Martha Berry
Georgia Agricultural Hall of Fame
Martha Berry, a native of Rome, Georgia, founded the Berry Schools, now Berry College, in 1902. She used her 80-acre dowry to charter the Boys Industrial School. The boarding school taught mountain boys practical farming and educational skills. Berry’s approach to educating the boys and girls of Appalachia combined practical agriculture and domestic and mechanical application with moral training. The Berry Schools’ seal revealed Martha Berry’s fourfold educational philosophy: “ the Bible for prayer, the lamp for learning, the plow for labor, and the cabin for simplicity.”
Berry’s model led to a meeting of Georgia school superintendents in 1906. There, Berry explained her educational paradigm, and Georgia based its newly formed agricultural and mechanical colleges on it.

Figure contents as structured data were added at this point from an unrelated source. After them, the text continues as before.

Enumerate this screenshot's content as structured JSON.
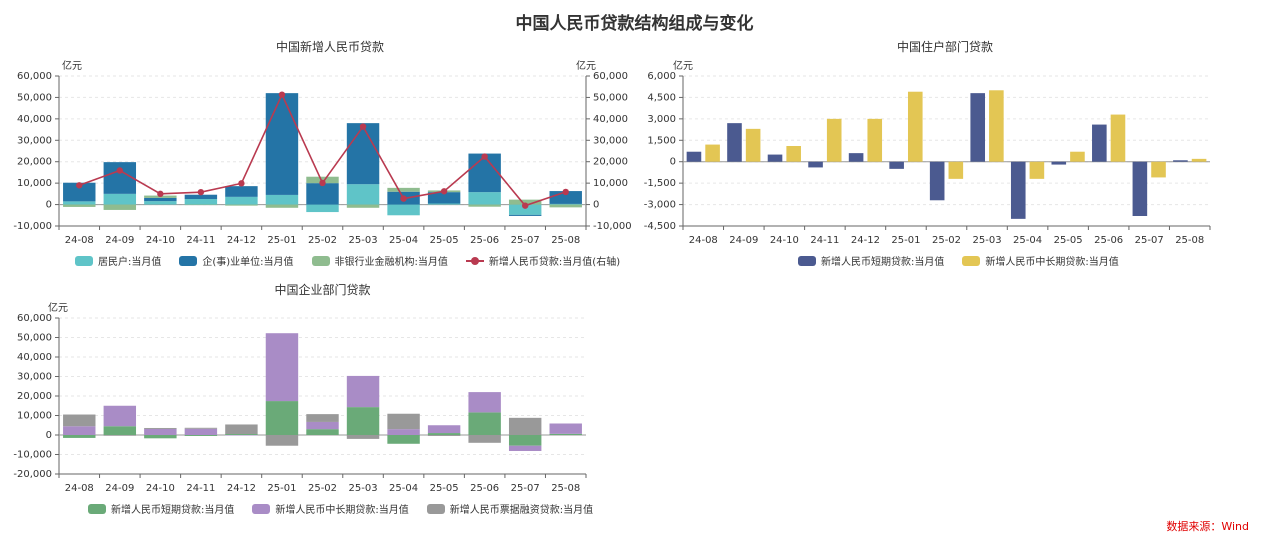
{
  "page": {
    "title": "中国人民币贷款结构组成与变化",
    "source": "数据来源：Wind"
  },
  "chart_data": [
    {
      "type": "bar",
      "stacked": true,
      "title": "中国新增人民币贷款",
      "unit": "亿元",
      "unit_right": "亿元",
      "categories": [
        "24-08",
        "24-09",
        "24-10",
        "24-11",
        "24-12",
        "25-01",
        "25-02",
        "25-03",
        "25-04",
        "25-05",
        "25-06",
        "25-07",
        "25-08"
      ],
      "ylim": [
        -10000,
        60000
      ],
      "yticks": [
        "-10,000",
        "0",
        "10,000",
        "20,000",
        "30,000",
        "40,000",
        "50,000",
        "60,000"
      ],
      "grid": true,
      "legend_position": "bottom",
      "series": [
        {
          "name": "居民户:当月值",
          "color": "#5fc4c8",
          "values": [
            1500,
            5000,
            1600,
            2600,
            3600,
            4500,
            -3500,
            9500,
            -5000,
            500,
            5800,
            -4800,
            300
          ]
        },
        {
          "name": "企(事)业单位:当月值",
          "color": "#2474a6",
          "values": [
            8700,
            14800,
            1500,
            2000,
            5000,
            47500,
            10000,
            28500,
            6000,
            5300,
            18000,
            -500,
            6000
          ]
        },
        {
          "name": "非银行业金融机构:当月值",
          "color": "#8fbc8f",
          "values": [
            -1100,
            -2500,
            1100,
            -200,
            -500,
            -1500,
            3000,
            -1500,
            1800,
            800,
            -1000,
            2300,
            -1300
          ]
        },
        {
          "name": "新增人民币贷款:当月值(右轴)",
          "color": "#b93a50",
          "type": "line",
          "axis": "right",
          "values": [
            9000,
            15900,
            5000,
            5800,
            9900,
            51300,
            10100,
            36400,
            2800,
            6200,
            22400,
            -500,
            5900
          ]
        }
      ]
    },
    {
      "type": "bar",
      "title": "中国住户部门贷款",
      "unit": "亿元",
      "categories": [
        "24-08",
        "24-09",
        "24-10",
        "24-11",
        "24-12",
        "25-01",
        "25-02",
        "25-03",
        "25-04",
        "25-05",
        "25-06",
        "25-07",
        "25-08"
      ],
      "ylim": [
        -4500,
        6000
      ],
      "yticks": [
        "-4,500",
        "-3,000",
        "-1,500",
        "0",
        "1,500",
        "3,000",
        "4,500",
        "6,000"
      ],
      "grid": true,
      "legend_position": "bottom",
      "series": [
        {
          "name": "新增人民币短期贷款:当月值",
          "color": "#4b5a90",
          "values": [
            700,
            2700,
            500,
            -400,
            600,
            -500,
            -2700,
            4800,
            -4000,
            -200,
            2600,
            -3800,
            100
          ]
        },
        {
          "name": "新增人民币中长期贷款:当月值",
          "color": "#e3c654",
          "values": [
            1200,
            2300,
            1100,
            3000,
            3000,
            4900,
            -1200,
            5000,
            -1200,
            700,
            3300,
            -1100,
            200
          ]
        }
      ]
    },
    {
      "type": "bar",
      "stacked": true,
      "title": "中国企业部门贷款",
      "unit": "亿元",
      "categories": [
        "24-08",
        "24-09",
        "24-10",
        "24-11",
        "24-12",
        "25-01",
        "25-02",
        "25-03",
        "25-04",
        "25-05",
        "25-06",
        "25-07",
        "25-08"
      ],
      "ylim": [
        -20000,
        60000
      ],
      "yticks": [
        "-20,000",
        "-10,000",
        "0",
        "10,000",
        "20,000",
        "30,000",
        "40,000",
        "50,000",
        "60,000"
      ],
      "grid": true,
      "legend_position": "bottom",
      "series": [
        {
          "name": "新增人民币短期贷款:当月值",
          "color": "#6aaa78",
          "values": [
            -1500,
            4500,
            -1700,
            -500,
            500,
            17400,
            3000,
            14300,
            -4500,
            1000,
            11600,
            -5500,
            600
          ]
        },
        {
          "name": "新增人民币中长期贷款:当月值",
          "color": "#a98cc6",
          "values": [
            4500,
            10500,
            3100,
            3200,
            -200,
            34800,
            3700,
            16000,
            3000,
            4000,
            10400,
            -2700,
            5300
          ]
        },
        {
          "name": "新增人民币票据融资贷款:当月值",
          "color": "#999999",
          "values": [
            6000,
            -400,
            500,
            500,
            4900,
            -5500,
            4000,
            -2000,
            7900,
            -500,
            -4000,
            8800,
            -200
          ]
        }
      ]
    }
  ]
}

Berry’s vision of education transformed a one-room schoolhouse into a 28,000-acre campus bearing her name. With supporters like Henry Ford, she was able to fund new programs and encourage technology, efficiency, and other advanced concepts. Her school has now been transformed into a liberal arts college, but an active animal and horticultural science department remains.

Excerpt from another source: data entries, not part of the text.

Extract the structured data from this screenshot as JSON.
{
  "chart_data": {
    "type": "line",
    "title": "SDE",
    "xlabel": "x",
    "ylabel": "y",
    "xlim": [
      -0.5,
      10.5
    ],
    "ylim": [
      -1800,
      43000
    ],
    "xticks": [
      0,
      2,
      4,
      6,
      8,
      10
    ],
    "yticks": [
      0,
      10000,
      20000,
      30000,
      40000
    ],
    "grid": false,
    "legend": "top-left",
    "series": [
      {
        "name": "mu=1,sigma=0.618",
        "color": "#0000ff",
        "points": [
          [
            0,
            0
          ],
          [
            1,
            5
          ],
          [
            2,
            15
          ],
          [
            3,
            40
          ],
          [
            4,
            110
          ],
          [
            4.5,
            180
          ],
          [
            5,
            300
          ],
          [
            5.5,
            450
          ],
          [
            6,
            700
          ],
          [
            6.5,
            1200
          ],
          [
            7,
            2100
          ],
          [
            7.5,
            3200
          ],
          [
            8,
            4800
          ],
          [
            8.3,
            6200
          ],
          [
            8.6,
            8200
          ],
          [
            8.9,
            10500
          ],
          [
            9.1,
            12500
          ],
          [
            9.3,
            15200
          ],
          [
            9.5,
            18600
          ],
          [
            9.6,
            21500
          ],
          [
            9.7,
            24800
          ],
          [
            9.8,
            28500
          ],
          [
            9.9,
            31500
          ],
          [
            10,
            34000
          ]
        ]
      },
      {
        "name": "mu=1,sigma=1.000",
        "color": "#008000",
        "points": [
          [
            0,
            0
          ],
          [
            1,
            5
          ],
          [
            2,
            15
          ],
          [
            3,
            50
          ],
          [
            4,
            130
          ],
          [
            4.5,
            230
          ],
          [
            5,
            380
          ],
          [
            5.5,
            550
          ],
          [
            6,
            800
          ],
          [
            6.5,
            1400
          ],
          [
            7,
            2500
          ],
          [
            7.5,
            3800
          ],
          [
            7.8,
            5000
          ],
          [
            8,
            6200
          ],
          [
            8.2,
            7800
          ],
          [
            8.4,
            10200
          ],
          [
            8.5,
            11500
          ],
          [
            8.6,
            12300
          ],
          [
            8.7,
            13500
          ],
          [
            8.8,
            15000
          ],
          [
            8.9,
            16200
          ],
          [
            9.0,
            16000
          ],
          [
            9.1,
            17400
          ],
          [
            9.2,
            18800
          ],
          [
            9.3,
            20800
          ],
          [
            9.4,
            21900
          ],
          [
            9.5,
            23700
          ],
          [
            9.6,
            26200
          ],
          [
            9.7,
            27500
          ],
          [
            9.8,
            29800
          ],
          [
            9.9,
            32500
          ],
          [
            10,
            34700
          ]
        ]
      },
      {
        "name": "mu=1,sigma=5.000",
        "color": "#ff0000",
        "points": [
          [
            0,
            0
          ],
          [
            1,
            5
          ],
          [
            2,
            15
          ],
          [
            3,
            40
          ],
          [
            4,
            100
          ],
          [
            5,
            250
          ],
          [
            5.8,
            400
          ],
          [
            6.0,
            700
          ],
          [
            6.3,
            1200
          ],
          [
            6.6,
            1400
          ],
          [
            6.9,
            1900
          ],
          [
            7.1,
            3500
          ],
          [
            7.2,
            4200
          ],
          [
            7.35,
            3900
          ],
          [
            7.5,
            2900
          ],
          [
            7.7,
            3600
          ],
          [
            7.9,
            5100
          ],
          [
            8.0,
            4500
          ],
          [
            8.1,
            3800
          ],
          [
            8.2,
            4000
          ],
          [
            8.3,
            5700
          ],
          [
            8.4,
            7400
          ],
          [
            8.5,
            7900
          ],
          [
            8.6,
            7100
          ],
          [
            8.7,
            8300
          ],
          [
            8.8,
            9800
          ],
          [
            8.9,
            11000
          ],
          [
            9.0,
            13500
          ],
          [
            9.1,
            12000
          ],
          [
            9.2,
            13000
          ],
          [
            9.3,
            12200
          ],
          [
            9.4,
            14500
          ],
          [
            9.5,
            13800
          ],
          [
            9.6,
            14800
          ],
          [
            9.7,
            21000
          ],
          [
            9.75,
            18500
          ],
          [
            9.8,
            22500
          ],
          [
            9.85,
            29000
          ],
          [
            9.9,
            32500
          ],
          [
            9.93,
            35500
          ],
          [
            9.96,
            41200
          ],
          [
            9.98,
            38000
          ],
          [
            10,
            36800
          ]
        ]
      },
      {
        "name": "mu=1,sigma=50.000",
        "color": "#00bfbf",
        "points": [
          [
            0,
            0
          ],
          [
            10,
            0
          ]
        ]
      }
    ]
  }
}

Martha Berry was named a “Distinguished Citizen of Georgia” by the Georgia legislature in 1924 and was presented the Roosevelt medal by President Calvin Coolidge. She was the first woman member of the Georgia Board of Regents and was also presented with eight honorary doctoral degrees.
Martha Berry’s interest in better educating Appalachian farm children lasted until her death in 1942.